Date: 21 April 2016 (Thursday)
Time: 4:00-5:30pm
Venue: Room 4.34, Run Run Shaw Tower, Centennial Campus

This talk brings to light the late-medieval devotional trope of the exuding wood of the cross, which became popular in fifteenth-century allegories and served as the theological basis for one of the most celebrated but misunderstood ensembles of Gothic Germany: the high altar of the Antonite church at Isenheim sculpted by Nikolaus Haguenauer and painted by Matthias Grünewald. Resins, turpentine, pitch, and other tree exudates formed the basis of medieval medicine and were widely available for physicians as well as artists, who employed their distillates as paint thinner. A thick, viscous bodily humor that was a critical emulsive vehicle for the treatment of skin wounds, resin was also exploited figuratively as a mirror for the sacramental blood Christ shed on the cross.
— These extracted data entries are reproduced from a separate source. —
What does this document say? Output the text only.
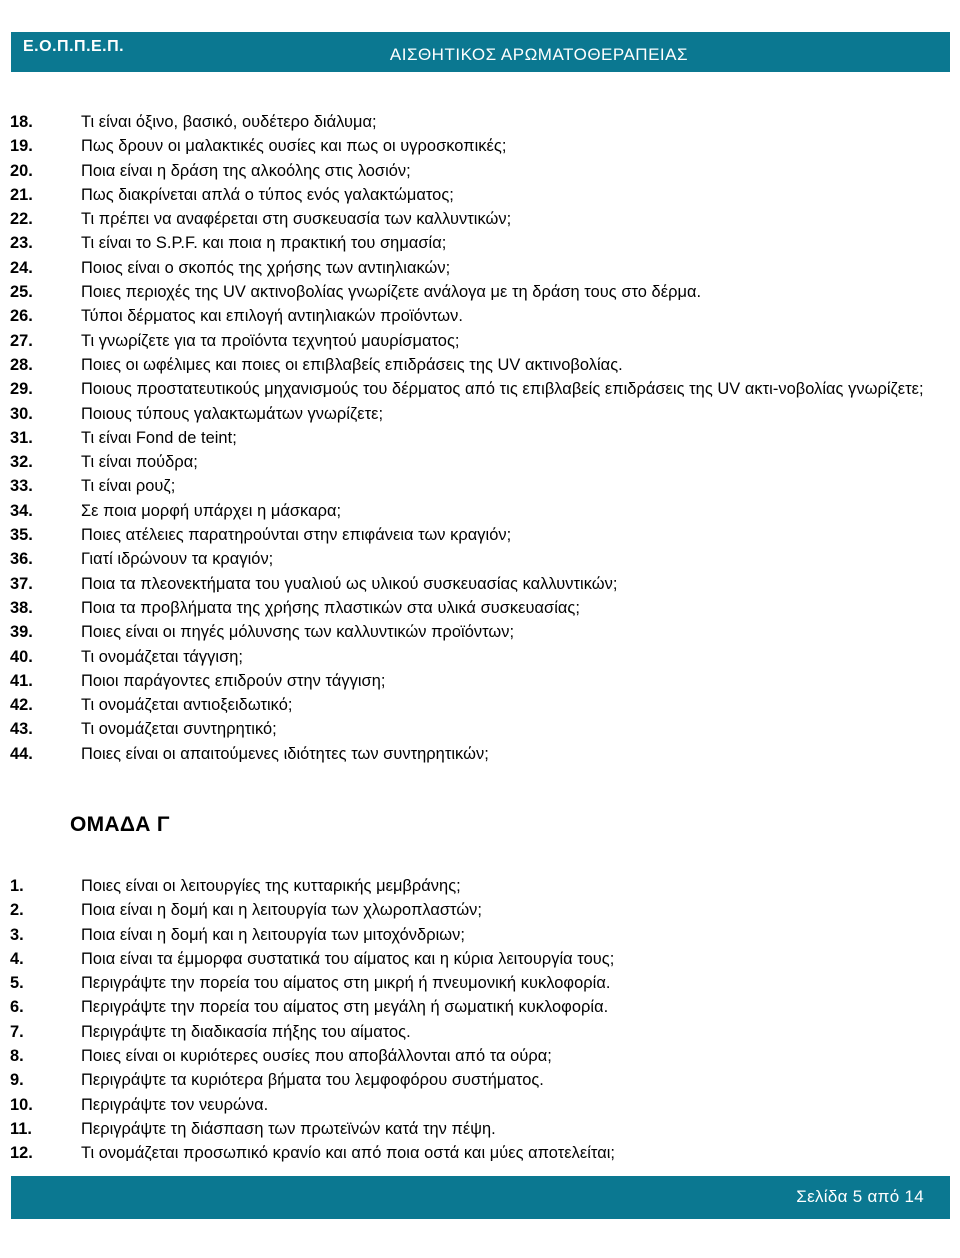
Ε.Ο.Π.Π.Ε.Π.	ΑΙΣΘΗΤΙΚΟΣ ΑΡΩΜΑΤΟΘΕΡΑΠΕΙΑΣ
18.	Τι είναι όξινο, βασικό, ουδέτερο διάλυμα;
19.	Πως δρουν οι μαλακτικές ουσίες και πως οι υγροσκοπικές;
20.	Ποια είναι η δράση της αλκοόλης στις λοσιόν;
21.	Πως διακρίνεται απλά ο τύπος ενός γαλακτώματος;
22.	Τι πρέπει να αναφέρεται στη συσκευασία των καλλυντικών;
23.	Τι είναι το S.P.F. και ποια η πρακτική του σημασία;
24.	Ποιος είναι ο σκοπός της χρήσης των αντιηλιακών;
25.	Ποιες περιοχές της UV ακτινοβολίας γνωρίζετε ανάλογα με τη δράση τους στο δέρμα.
26.	Τύποι δέρματος και επιλογή αντιηλιακών προϊόντων.
27.	Τι γνωρίζετε για τα προϊόντα τεχνητού μαυρίσματος;
28.	Ποιες οι ωφέλιμες και ποιες οι επιβλαβείς επιδράσεις της UV ακτινοβολίας.
29.	Ποιους προστατευτικούς μηχανισμούς του δέρματος από τις επιβλαβείς επιδράσεις της UV ακτι-νοβολίας γνωρίζετε;
30.	Ποιους τύπους γαλακτωμάτων γνωρίζετε;
31.	Τι είναι Fond de teint;
32.	Τι είναι πούδρα;
33.	Τι είναι ρουζ;
34.	Σε ποια μορφή υπάρχει η μάσκαρα;
35.	Ποιες ατέλειες παρατηρούνται στην επιφάνεια των κραγιόν;
36.	Γιατί ιδρώνουν τα κραγιόν;
37.	Ποια τα πλεονεκτήματα του γυαλιού ως υλικού συσκευασίας καλλυντικών;
38.	Ποια τα προβλήματα της χρήσης πλαστικών στα υλικά συσκευασίας;
39.	Ποιες είναι οι πηγές μόλυνσης των καλλυντικών προϊόντων;
40.	Τι ονομάζεται τάγγιση;
41.	Ποιοι παράγοντες επιδρούν στην τάγγιση;
42.	Τι ονομάζεται αντιοξειδωτικό;
43.	Τι ονομάζεται συντηρητικό;
44.	Ποιες είναι οι απαιτούμενες ιδιότητες των συντηρητικών;
ΟΜΑΔΑ Γ
1.	Ποιες είναι οι λειτουργίες της κυτταρικής μεμβράνης;
2.	Ποια είναι η δομή και η λειτουργία των χλωροπλαστών;
3.	Ποια είναι η δομή και η λειτουργία των μιτοχόνδριων;
4.	Ποια είναι τα έμμορφα συστατικά του αίματος και η κύρια λειτουργία τους;
5.	Περιγράψτε την πορεία του αίματος στη μικρή ή πνευμονική κυκλοφορία.
6.	Περιγράψτε την πορεία του αίματος στη μεγάλη ή σωματική κυκλοφορία.
7.	Περιγράψτε τη διαδικασία πήξης του αίματος.
8.	Ποιες είναι οι κυριότερες ουσίες που αποβάλλονται από τα ούρα;
9.	Περιγράψτε τα κυριότερα βήματα του λεμφοφόρου συστήματος.
10.	Περιγράψτε τον νευρώνα.
11.	Περιγράψτε τη διάσπαση των πρωτεϊνών κατά την πέψη.
12.	Τι ονομάζεται προσωπικό κρανίο και από ποια οστά και μύες αποτελείται;
Σελίδα 5 από 14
Specializing in the treatment of Anthony’s Fire, a devastating dermatological condition caused by the consumption of rye poisoned with ergot fungus, the Antonite monks expressed in their painted and sculpted altarpiece a trenchant awareness of the metaphorical and material relevance of trees to their headling practices.

Speaker: Greg Bryda

Greg Bryda is a doctoral candidate in the art history at Yale University, and a predoctoral Research Fellow at the Getty Research Institute. He recently defended his dissertation Tree, Vine and Herb: Vegetal Themes and Media in Gothic Germany. He is also the founder of Wölffapp.com.